More Wi-Fi Testing Tips
Just about everything in your house has a browser, so run the test on your laptop, iPad, gaming consoles, or any other device you use frequently. That way, you'll find out if any speed disparities are device-based. Try different locations, too, as speed may vary based on the distance you are from your router. Lastly, always run tests at different times of day to account for fluctuations; Internet rush hour is real—Wi-Fi typically runs more slowly between 5:00 and 10:00 p.m. If you still question the results, it doesn't hurt to try alternative free tests, such as ZDNet's Broadband Speed Test or OOKLA's own mobile apps.
Once You Have the Results
If your results leave something to be desired, there are a few steps you can take before contacting your ISP, upgrading your router, or adding a range extender.
- First, re-set and re-test the router to make sure the low speeds weren't just a tech hiccup.
- Then try moving your router to an open area in the middle of your home or office, keeping it away from competing electronics, cordless devices, metal, and concrete.

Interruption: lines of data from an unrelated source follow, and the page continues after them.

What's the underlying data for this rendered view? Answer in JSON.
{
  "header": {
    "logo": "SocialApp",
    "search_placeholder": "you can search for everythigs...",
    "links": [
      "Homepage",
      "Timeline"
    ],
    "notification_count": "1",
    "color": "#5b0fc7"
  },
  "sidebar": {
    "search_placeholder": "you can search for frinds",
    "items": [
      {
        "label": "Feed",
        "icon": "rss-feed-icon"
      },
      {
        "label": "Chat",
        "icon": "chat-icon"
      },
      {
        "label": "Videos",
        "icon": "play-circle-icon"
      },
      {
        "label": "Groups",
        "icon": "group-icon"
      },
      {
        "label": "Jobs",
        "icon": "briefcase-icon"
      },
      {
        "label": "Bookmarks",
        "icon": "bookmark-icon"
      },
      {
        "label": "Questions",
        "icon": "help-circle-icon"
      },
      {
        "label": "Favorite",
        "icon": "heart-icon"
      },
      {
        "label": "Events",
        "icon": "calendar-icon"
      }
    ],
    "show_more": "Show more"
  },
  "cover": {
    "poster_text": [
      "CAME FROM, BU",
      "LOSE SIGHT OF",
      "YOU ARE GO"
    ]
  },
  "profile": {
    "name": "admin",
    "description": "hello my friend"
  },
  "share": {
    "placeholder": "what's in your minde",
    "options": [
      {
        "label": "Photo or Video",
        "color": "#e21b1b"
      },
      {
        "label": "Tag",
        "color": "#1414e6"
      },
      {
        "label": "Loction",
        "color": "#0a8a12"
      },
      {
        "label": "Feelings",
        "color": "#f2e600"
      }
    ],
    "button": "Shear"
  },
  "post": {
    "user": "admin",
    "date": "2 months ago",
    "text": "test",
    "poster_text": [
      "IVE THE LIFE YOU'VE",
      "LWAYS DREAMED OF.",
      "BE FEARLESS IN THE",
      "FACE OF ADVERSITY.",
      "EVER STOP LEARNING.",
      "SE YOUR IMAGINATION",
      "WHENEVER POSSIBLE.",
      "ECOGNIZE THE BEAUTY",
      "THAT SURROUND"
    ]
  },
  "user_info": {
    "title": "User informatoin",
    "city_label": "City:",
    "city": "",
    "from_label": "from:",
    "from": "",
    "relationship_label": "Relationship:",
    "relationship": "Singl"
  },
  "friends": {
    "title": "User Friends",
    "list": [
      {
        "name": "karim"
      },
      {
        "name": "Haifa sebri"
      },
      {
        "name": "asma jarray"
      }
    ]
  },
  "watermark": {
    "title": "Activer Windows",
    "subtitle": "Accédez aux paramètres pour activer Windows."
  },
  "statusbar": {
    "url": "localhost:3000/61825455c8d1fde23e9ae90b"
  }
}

- If you have a dual-band router, use its included software to change some of your bandwidth-intensive devices from a 2.4GHz frequency to a 5GHz frequency, where you'll face less Wi-Fi congestion.
- Lastly, make sure your modem isn’t from 1999!
As a final measure, you can always plug your PC or laptop directly into your modem with an Ethernet cable and bypass your wireless router altogether. This will determine if your sluggish speeds could be the fault of your Internet service provider or your Wi-Fi devices. If the problem comes from your router, you may need to consider upgrading to one that supports the latest Wi-Fi standard, which is 802.11ac. And if you have a busy household with lots of devices, ensure that your new Wi-Fi router supports MU-MIMO—the ability for multiple devices to stream simultaneously versus having to wait their turn like on non-MU-MIMO capable routers.
If all signs point to issues on the part of your ISP, it’s time to give them a call and make sure you have a broadband plan that is performing as advertised, or look at upgrading to a plan that meets your needs.